L’Ai ridisegna il futuro del beauty

L’Ai ridisegna il futuro del beauty

arika Gervasio

Il valore del beauty nasce dall’equilibrio tra tecnologia e creatività: da un lato, l’intelligenza artificiale (IA) offre potenzialità predittive, scalabilità e velocità; dall’altro, rimangono irrinunciabili autenticità del brand, artigianalità e legame emotivo con il consumatore. Oggi l’IA consente di estendere la personalizzazione a un pubblico più ampio, un tempo esclusiva di nicchie artigianali, mantenendo alti standard qualitativi e riducendo tempi e costi.
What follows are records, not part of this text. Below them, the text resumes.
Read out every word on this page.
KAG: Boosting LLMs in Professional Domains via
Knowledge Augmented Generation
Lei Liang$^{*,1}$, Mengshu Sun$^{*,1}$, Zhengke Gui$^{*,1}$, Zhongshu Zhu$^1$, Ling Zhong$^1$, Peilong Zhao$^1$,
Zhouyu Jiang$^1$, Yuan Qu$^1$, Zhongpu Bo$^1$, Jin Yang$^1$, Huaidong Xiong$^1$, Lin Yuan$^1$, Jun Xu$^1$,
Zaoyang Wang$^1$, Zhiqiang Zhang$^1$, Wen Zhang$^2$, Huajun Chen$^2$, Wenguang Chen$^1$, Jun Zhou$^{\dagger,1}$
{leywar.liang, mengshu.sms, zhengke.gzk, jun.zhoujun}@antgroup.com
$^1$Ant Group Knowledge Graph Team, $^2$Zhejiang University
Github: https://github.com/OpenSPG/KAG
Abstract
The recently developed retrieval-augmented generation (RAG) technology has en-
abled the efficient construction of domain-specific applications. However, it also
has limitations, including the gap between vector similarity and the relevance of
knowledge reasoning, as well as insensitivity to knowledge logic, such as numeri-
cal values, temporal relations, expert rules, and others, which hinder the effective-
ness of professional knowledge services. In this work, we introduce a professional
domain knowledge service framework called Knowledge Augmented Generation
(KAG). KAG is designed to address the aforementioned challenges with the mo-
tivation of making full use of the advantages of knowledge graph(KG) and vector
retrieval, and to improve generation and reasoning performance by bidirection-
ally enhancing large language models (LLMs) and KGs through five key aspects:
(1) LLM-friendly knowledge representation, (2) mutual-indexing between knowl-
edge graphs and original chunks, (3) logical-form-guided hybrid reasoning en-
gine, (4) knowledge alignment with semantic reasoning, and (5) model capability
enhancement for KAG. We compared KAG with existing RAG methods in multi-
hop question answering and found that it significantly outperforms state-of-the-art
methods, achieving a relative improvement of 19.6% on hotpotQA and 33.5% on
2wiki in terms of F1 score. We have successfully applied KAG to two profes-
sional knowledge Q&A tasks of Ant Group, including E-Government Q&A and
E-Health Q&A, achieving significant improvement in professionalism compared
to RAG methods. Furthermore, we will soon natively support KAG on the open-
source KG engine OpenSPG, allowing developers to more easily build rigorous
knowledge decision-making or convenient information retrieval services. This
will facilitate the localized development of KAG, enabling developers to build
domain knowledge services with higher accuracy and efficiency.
È quanto emerge da un’analisi condotta da Bip, multinazionale di consulenza nella trasformazione digitale, che evidenzia come l’intelligenza artificiale nella cosmetica sia una leva capace di ridisegnare l’intera filiera, dalla ricerca e sviluppo, alla personalizzazione della customer experience, fino alla distribuzione.

Tre ambiti diversi, ma accomunati dall’integrazione di dati, creatività e tecnologia, capaci di ridurre errori e massimizzare la precisione, sono il settore fragrance, dove gli algoritmi simulano l’interazione tra molecole aromatiche e percezione umana, creando profumi inediti basati su trend, dati biometrici e preferenze dei consumatori; quello della skincare, dove l’IA consente di sviluppare formulazioni calibrate su specifiche condizioni ambientali locali, riducendo i tempi di sviluppo e garantendo prodotti mirati e più efficaci; la tecnologia interviene anche nella customer experience, dove chatbot e assistenti virtuali trasformano l’interazione con il cliente, offrendo suggerimenti personalizzati e supporto continuo.

Il ruolo della tecnologia sta ridefinendo la filiera, ma va letto su più livelli. «Non c’è solo la tecnologia dirompente, come l’IA generativa o la realtà aumentata che consente di testare i prodotti prima di acquistarli – afferma Giovanni Cara, fashion & retail partner di Bip –. Quello che spesso si trascura è il valore della tecnologia silenziosa, quella che migliora la pianificazione, l’approvvigionamento, la comunicazione interna tra aziende della filiera. Usare bene i dati significa essere più efficienti, ma anche più profittevoli in modo strutturale. E questo è ancora più determinante per il successo a lungo termine di un’azienda».